Kipps: The Story of a Simple Soul was published by Macmillan in October 1905 and is the novel in which Wells proves he could do everything Dickens could do. Arthur Kipps, a draper’s apprentice in Folkestone, inherits a fortune of twenty-six thousand pounds from his grandfather and is immediately plunged into a social world he cannot navigate — a world of dinner parties, correct conversation, proper dress, and invisible rules that everyone around him seems to know instinctively and that he can never quite learn.
The Novel
Kipps is one of the great comic innocents of English fiction. He is not stupid — he is merely uneducated, working-class, and honest. The comedy of the novel arises from the collision between Kipps’s genuine decency and the absurd rituals of Edwardian middle-class life. He takes elocution lessons. He buys the wrong clothes. He proposes to Helen Walshingham, a woman of the class he aspires to, and is accepted — but the engagement is a slow torture of social humiliation as Helen tries to remake him into something he is not.

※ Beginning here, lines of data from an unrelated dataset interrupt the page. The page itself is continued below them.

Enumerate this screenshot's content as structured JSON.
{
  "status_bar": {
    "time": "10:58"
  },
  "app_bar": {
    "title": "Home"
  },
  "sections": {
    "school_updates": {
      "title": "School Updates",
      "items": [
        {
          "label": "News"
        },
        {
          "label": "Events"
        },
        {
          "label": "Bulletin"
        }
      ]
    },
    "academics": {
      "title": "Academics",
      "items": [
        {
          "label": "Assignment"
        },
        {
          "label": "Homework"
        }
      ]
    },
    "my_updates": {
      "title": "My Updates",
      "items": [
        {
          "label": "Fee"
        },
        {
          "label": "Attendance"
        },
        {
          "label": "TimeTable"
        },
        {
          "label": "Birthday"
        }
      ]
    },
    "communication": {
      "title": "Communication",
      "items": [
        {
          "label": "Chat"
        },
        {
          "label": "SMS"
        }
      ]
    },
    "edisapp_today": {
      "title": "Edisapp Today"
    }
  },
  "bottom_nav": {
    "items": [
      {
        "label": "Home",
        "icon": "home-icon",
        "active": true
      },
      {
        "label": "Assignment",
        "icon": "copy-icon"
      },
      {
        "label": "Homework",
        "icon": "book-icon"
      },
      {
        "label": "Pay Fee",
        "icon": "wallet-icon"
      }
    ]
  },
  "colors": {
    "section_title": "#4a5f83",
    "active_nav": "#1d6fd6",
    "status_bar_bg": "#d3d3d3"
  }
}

Wells — himself a draper’s apprentice in his youth — writes from intimate knowledge. The scenes in the draper’s shop, with its rigid hierarchy, its petty tyrannies, and its soul-destroying routine, are among the most vivid depictions of working-class commercial life in English literature.

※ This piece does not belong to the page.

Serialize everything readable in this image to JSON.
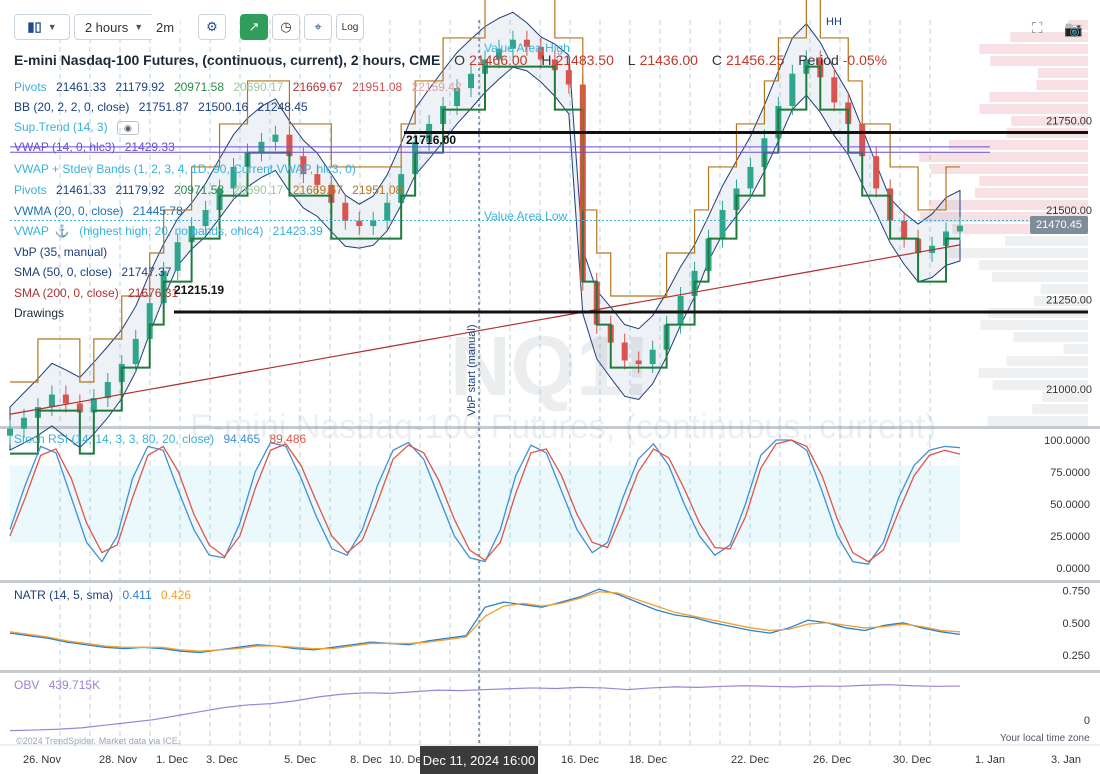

Kipps eventually escapes his social prison: he loses most of his money (swindled by a solicitor), breaks with Helen, marries his childhood sweetheart Ann, and retreats into a modest life running a bookshop. The loss of wealth is presented as liberation — freedom from the crushing obligations of a social world he never wanted to join.
Themes
Class — the novel’s central argument is that the English class system is not merely unjust but absurd: an elaborate theatrical performance in which everyone pretends to know rules that are never written down and that change without notice.
Education — Wells, who fought his way out of poverty through education, is ambivalent here. Formal education (represented by the Woodrow Academy) is useless snobbery. Real learning happens through experience and human connection.
Money — Kipps’s inheritance does not make him happy; it makes him anxious. Wealth without the cultural capital to deploy it is a curse, not a blessing.
Collecting Kipps
First edition (Macmillan and Co., London, 1905): Blue cloth binding with gilt lettering. No dust jacket.
Market values:
- Fine copies: $1,000–$2,500
- Very good: $400–$1,000
- Good: $150–$400
First American edition (Charles Scribner’s Sons, New York, 1905): Published simultaneously. $300–$800.
The novel was adapted as the musical Half a Sixpence (1963), which ran successfully in both London and New York, starring Tommy Steele.